There were significant differences (p < 0.05) in bacteria survival in untreated animals; those treated with the base and those treated using Phyllanthus amarus cream formulations. This implies that the cream was active and the activity was not dependent on the base. The in vivo activity of the cream was dependent on extract concentration in a similar manner to the in vitro action. This showed that the presence of formulation ingredients did not compromise the bioactivity of the phytoconstituents in the extract. In addition, formulation containing humectant yielded lower survival of the micro-organism compared to the one having no humectant. This showed that the humectant had a potentiating effect on the in vivo activity of the cream. Furthermore, the standard antibacterial agent gave a significantly (p < 0.05) lower survival than the formulations containing humectant. The reason could be because the standard agent is a compound comprising of two potent synthetic antimicrobial agents while the formulations contain a crude extract.
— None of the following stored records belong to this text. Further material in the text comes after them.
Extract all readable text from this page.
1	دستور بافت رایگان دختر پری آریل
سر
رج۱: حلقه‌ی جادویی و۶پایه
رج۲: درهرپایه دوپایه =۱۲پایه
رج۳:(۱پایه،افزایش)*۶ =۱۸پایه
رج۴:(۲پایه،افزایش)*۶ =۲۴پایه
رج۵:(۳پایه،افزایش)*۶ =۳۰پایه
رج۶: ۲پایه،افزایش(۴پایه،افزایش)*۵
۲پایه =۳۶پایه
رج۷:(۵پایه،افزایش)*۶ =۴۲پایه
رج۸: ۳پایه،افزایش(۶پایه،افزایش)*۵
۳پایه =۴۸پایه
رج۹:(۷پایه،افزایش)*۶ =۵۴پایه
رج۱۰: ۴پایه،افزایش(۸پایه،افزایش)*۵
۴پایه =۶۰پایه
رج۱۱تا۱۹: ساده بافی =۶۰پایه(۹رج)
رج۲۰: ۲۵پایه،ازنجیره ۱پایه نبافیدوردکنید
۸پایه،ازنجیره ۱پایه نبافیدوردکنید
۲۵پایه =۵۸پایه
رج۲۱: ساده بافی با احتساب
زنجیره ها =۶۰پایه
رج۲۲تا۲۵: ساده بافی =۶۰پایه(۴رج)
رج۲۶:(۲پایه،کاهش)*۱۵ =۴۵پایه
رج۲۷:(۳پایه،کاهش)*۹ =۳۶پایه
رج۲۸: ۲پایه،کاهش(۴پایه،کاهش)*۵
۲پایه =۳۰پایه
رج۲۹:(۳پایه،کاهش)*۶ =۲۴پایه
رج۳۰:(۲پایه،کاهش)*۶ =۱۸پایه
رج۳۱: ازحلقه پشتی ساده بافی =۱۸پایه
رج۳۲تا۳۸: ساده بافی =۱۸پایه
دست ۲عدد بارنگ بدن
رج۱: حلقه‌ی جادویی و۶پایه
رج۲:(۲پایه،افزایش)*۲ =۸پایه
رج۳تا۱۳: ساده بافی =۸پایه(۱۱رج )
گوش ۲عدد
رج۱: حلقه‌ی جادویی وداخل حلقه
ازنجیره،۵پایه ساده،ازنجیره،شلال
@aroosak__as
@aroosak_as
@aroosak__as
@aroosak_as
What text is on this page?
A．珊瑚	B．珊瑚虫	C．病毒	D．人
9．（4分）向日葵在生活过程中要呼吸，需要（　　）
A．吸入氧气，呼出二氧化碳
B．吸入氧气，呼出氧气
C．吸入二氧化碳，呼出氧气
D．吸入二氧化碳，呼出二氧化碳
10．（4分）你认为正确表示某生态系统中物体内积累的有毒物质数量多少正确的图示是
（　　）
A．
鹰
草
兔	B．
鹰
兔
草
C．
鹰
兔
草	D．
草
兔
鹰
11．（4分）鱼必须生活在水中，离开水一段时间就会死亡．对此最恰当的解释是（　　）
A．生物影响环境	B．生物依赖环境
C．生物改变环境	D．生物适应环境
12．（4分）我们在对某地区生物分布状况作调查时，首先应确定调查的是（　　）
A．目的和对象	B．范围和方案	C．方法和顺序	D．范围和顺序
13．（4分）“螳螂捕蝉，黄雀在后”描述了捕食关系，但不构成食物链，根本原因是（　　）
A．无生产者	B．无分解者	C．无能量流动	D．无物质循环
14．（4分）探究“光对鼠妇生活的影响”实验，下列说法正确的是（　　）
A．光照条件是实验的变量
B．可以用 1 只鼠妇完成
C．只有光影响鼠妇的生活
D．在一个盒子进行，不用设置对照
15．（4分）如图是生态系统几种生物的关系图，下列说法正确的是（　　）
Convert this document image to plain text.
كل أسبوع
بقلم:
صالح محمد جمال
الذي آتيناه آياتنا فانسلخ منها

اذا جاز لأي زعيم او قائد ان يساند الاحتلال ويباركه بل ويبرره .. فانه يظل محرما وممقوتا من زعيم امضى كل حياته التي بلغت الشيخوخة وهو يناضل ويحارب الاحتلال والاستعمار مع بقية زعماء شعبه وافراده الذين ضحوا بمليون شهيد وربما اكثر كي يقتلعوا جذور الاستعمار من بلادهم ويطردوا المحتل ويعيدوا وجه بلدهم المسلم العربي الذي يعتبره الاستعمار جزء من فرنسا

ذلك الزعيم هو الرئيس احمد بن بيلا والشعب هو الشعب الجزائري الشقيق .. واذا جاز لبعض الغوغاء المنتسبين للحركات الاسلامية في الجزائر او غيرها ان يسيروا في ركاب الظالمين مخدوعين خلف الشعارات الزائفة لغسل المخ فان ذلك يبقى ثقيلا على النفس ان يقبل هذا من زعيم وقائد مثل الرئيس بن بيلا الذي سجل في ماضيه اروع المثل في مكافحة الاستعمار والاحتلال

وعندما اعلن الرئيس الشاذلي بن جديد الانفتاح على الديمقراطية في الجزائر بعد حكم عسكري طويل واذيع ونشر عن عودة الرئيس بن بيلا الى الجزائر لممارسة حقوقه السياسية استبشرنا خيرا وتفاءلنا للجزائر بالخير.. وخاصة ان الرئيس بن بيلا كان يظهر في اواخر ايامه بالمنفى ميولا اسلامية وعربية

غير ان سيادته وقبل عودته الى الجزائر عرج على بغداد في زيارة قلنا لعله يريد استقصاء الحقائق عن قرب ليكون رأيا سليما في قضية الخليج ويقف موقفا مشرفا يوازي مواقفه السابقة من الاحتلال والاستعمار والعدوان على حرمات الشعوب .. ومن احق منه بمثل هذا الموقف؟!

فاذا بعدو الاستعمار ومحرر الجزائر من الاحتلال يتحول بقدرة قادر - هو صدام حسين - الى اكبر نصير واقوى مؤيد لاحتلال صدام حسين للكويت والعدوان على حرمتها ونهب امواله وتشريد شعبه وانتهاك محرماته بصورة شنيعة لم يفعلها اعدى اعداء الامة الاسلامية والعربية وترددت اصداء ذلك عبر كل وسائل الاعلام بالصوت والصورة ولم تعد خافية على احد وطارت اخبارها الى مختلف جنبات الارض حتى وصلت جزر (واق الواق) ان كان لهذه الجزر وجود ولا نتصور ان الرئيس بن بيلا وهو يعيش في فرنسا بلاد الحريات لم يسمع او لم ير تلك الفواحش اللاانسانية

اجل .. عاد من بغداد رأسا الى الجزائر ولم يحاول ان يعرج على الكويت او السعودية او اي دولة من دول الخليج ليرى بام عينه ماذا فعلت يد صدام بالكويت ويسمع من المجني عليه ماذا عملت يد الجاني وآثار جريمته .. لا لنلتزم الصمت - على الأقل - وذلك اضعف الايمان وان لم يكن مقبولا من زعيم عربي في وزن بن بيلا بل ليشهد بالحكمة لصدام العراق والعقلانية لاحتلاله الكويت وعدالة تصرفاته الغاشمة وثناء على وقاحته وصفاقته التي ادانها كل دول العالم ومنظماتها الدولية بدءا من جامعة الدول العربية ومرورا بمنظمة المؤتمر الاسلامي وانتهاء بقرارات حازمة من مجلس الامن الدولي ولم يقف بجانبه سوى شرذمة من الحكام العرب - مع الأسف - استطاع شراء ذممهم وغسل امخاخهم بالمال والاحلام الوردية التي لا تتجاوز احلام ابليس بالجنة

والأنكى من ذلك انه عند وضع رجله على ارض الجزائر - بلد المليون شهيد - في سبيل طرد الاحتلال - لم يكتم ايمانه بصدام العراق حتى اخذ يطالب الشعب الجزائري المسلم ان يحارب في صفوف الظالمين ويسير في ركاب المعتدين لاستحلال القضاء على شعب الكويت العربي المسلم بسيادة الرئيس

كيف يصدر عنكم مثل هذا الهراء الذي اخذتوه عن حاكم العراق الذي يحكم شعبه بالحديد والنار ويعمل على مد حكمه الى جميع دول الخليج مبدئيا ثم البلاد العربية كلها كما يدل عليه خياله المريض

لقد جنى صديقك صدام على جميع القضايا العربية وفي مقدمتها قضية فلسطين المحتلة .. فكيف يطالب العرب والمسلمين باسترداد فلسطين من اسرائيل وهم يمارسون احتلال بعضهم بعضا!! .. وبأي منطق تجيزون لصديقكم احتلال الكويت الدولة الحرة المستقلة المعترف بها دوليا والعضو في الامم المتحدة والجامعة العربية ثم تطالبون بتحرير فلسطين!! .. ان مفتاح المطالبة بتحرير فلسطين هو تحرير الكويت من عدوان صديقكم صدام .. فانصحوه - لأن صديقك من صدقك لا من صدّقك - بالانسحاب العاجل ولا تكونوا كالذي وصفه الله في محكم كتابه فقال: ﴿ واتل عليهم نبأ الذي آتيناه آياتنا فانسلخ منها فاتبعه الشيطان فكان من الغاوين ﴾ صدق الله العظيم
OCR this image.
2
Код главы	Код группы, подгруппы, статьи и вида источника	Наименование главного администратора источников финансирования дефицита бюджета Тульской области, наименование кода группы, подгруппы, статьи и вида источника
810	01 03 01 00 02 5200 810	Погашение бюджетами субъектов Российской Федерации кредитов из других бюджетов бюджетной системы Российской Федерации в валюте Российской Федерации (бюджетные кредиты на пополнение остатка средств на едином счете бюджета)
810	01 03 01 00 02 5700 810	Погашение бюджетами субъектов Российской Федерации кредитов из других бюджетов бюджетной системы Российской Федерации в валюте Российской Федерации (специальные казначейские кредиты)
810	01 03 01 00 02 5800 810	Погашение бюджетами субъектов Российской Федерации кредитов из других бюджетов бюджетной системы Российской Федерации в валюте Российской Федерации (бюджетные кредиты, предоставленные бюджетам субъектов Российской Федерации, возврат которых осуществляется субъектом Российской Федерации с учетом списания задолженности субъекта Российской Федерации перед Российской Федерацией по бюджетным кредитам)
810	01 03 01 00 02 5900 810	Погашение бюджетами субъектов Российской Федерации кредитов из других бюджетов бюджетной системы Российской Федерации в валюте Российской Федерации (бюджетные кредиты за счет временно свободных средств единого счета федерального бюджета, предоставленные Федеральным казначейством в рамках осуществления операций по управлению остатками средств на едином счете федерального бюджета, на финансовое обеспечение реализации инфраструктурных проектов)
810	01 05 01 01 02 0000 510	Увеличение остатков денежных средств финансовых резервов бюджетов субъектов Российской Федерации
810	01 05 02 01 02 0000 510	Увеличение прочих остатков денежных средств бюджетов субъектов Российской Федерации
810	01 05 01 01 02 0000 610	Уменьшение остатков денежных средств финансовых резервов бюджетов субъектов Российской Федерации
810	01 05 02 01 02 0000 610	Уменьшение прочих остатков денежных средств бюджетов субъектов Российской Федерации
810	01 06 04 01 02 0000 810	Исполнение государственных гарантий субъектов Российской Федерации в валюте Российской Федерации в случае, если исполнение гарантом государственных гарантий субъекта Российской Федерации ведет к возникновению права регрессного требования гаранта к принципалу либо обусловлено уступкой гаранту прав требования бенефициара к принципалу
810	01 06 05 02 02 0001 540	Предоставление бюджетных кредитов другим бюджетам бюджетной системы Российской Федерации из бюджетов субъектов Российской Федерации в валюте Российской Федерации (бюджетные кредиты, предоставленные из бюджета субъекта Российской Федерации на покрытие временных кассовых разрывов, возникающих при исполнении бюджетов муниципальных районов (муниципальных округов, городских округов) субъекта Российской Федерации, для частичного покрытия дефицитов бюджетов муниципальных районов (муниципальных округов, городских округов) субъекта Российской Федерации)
The study reported the successful design and formulation of the extract of Phyllanthus amarus into pharmaceutical dosage forms for topical application. The dosage forms provides a superior presentation for a plant extract that is normally used for bathing and rubbing into infected parts of the skin. The dosage forms have not reduced the biological activity of the extract showing that the formulation additives were compatible with the extract. Creams and ointments have adherent property that enables prolonged activity compared to when the extract is rubbed to the skin which may easily run off the skin surface. To enhance product elegance and presentation, humectants which conserves water was added to the cream while surfactant a penetration enhancer, was added to the ointment. Generally, this study is novel since it incorporates the formulation of an indigenous and culturally acceptable active plant extract into conventional dosage form.

Conclusion

The herbal cream and ointment of Phyllanthus amarus extract had acceptable physicochemical and safety profiles with significant in vitro antimicrobial activity. Furthermore, the in vivo activity of the cream on S. aureus showed increased antibacterial activity with increase in extract concentration and humectant presence. Thus, the cream and ointment formulations P. amarus extract could be useful in the treatment of skin infections instead of using the extract for bathing and rubbing.